Despite a growing pile of evidence that rideshare companies have a negative impact on traffic congestion in the San Francisco Bay Area, Wiener still supports both companies. As for California’s representatives in the nation’s capital, they’ve been eerily silent on Uber and Lyft, from Dianne Feinstein to Barbara Boxer to Boxer’s successor, Kamala Harris. In fact, Harris has a personal rideshare connection — in October 2017, her brother-in-law Tony West announced he was taking a position as Uber’s general counsel. In the off chance Harris decided to work on legislation restricting the number of rideshare vehicles, it would make for awkward holiday dinner table conversation at the very least.

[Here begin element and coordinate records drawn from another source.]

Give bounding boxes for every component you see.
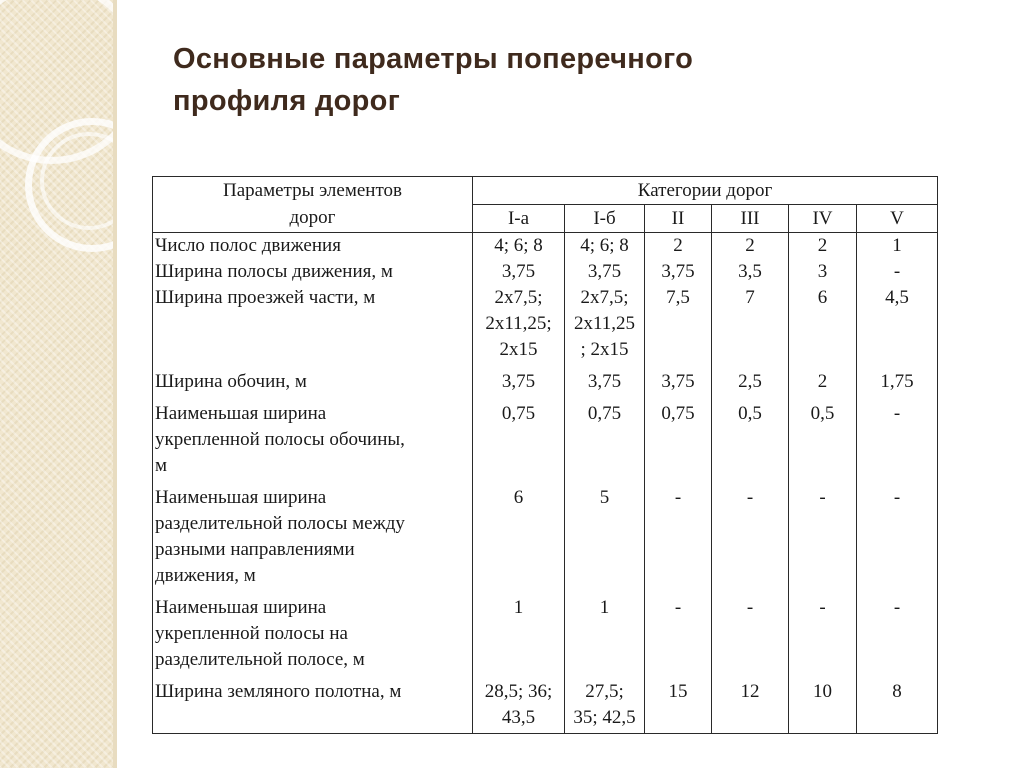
cell-value: 0,5 [712, 401, 789, 485]
cell-value: 4; 6; 8 [565, 233, 645, 260]
cell-value: 3,75 [473, 259, 565, 285]
cell-value: 3,75 [645, 369, 712, 401]
cell-value: 3 [789, 259, 857, 285]
table-row [153, 485, 938, 595]
cell-value: - [857, 485, 938, 595]
row-label: Наименьшая ширина укрепленной полосы обочины, м [153, 401, 473, 485]
category-header: V [857, 205, 938, 233]
cell-value: 4,5 [857, 285, 938, 369]
table-row [153, 679, 938, 734]
sidebar-edge [113, 0, 117, 768]
category-header: I-а [473, 205, 565, 233]
cell-value: 5 [565, 485, 645, 595]
table-row [153, 595, 938, 679]
table-row [153, 259, 938, 285]
cell-value: 3,75 [473, 369, 565, 401]
row-label: Ширина обочин, м [153, 369, 473, 401]
cell-value: - [789, 595, 857, 679]
slide-title-line-2: профиля дорог [173, 85, 401, 117]
cell-value: 0,5 [789, 401, 857, 485]
cell-value: 1,75 [857, 369, 938, 401]
slide-title-line-1: Основные параметры поперечного [173, 43, 694, 75]
cell-value: - [789, 485, 857, 595]
cell-value: 6 [789, 285, 857, 369]
cell-value: 4; 6; 8 [473, 233, 565, 260]
table-row [153, 401, 938, 485]
row-label: Наименьшая ширина укрепленной полосы на разделительной полосе, м [153, 595, 473, 679]
category-header: I-б [565, 205, 645, 233]
cell-value: 2х7,5; 2х11,25; 2х15 [473, 285, 565, 369]
cell-value: 2х7,5; 2х11,25 ; 2х15 [565, 285, 645, 369]
row-label: Ширина проезжей части, м [153, 285, 473, 369]
cell-value: 6 [473, 485, 565, 595]
cell-value: - [645, 485, 712, 595]
cell-value: 0,75 [565, 401, 645, 485]
cell-value: 1 [473, 595, 565, 679]
slide-title [173, 38, 973, 122]
table-row [153, 285, 938, 369]
category-header: III [712, 205, 789, 233]
cell-value: - [857, 259, 938, 285]
cell-value: - [857, 595, 938, 679]
row-label: Ширина полосы движения, м [153, 259, 473, 285]
row-label: Ширина земляного полотна, м [153, 679, 473, 734]
table-row [153, 233, 938, 260]
category-header: II [645, 205, 712, 233]
cell-value: 7 [712, 285, 789, 369]
cell-value: 28,5; 36; 43,5 [473, 679, 565, 734]
cell-value: 3,5 [712, 259, 789, 285]
cell-value: 2 [645, 233, 712, 260]
cell-value: - [857, 401, 938, 485]
cell-value: 0,75 [645, 401, 712, 485]
cell-value: 2,5 [712, 369, 789, 401]
cell-value: 3,75 [565, 259, 645, 285]
cell-value: 3,75 [645, 259, 712, 285]
cell-value: 8 [857, 679, 938, 734]
cell-value: 10 [789, 679, 857, 734]
cell-value: 27,5; 35; 42,5 [565, 679, 645, 734]
cell-value: 1 [565, 595, 645, 679]
cell-value: 0,75 [473, 401, 565, 485]
table-row [153, 369, 938, 401]
category-header: IV [789, 205, 857, 233]
cell-value: 2 [712, 233, 789, 260]
cell-value: - [645, 595, 712, 679]
row-label: Наименьшая ширина разделительной полосы между разными направлениями движения, м [153, 485, 473, 595]
row-label: Число полос движения [153, 233, 473, 260]
decorative-sidebar [0, 0, 113, 768]
cell-value: 7,5 [645, 285, 712, 369]
cell-value: - [712, 595, 789, 679]
cell-value: 2 [789, 369, 857, 401]
road-parameters-table [152, 176, 938, 734]
cell-value: 12 [712, 679, 789, 734]
cell-value: - [712, 485, 789, 595]
cell-value: 2 [789, 233, 857, 260]
categories-header: Категории дорог [473, 177, 938, 205]
table-body [153, 233, 938, 734]
param-column-header: Параметры элементов дорог [153, 177, 473, 233]
cell-value: 15 [645, 679, 712, 734]
cell-value: 1 [857, 233, 938, 260]
cell-value: 3,75 [565, 369, 645, 401]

IT’S UP TO YOU NEW YORK, NEW YORK
In my column “Drive Time” (November 2017) I advocated limiting the number of rideshare vehicles via digital versions of taxi medallions. California officials pointed out that, for some absurd reason, it’s illegal to set limits on Uber and Lyft. Less than one year after my column ran, New York implemented their own version of digital medallions, becoming the nation’s first city to halt new vehicle licenses for rideshare services and to cap the number of current for-hire vehicles. (Surpirse! Uber is suing.) Back in California, the inaction remains palpable. As one of his last acts in office, Gov. Jerry Brown refused to turn over control of rideshare companies to local jurisdictions, leaving it in the hands of the California Public Utilities Commission, a beleaguered agency that also regulates our troubled energy and gas companies. Even the organization’s president argued they should give up authority of rideshares to better oversee the energy sector, but Brown wasn’t listening. As for our newly elected governor Gavin Newsom, rideshare traffic jams don’t appear to be a priority in his Golden State vision, so expect more of the same.
PRESSURES OF WALL STREET DON’T BODE WELL FOR THE FUTURE
On March 18, Lyft plans to launch the roadshow for its initial public offering, where experts expect it will be valued at $25 billion. Archrival Uber is set to follow, with a valuation of $120 billion. Those valuations are even more stunning considering both companies are hemorrhaging money, with Uber notching losses of $1.07 billion and the much smaller Lyft losing $254 million, just in the third quarter of 2018. Once Uber and Lyft trade the losses of private venture capitalists for the losses of public shareholders the pressure to perform will be immense, forcing both to cut even more corners while throwing even more woefully unqualified and under-scrutinized drivers on the road (which, if you’ve ever hailed a rideshare, may seem like a feat).
It’s time for lawmakers to take control over the regulation of Uber and Lyft, implement digital medallions, and limit the number of rideshare vehicles allowed on our streets. If we don’t get a handle on them soon, getting around town will go from difficult to impossible.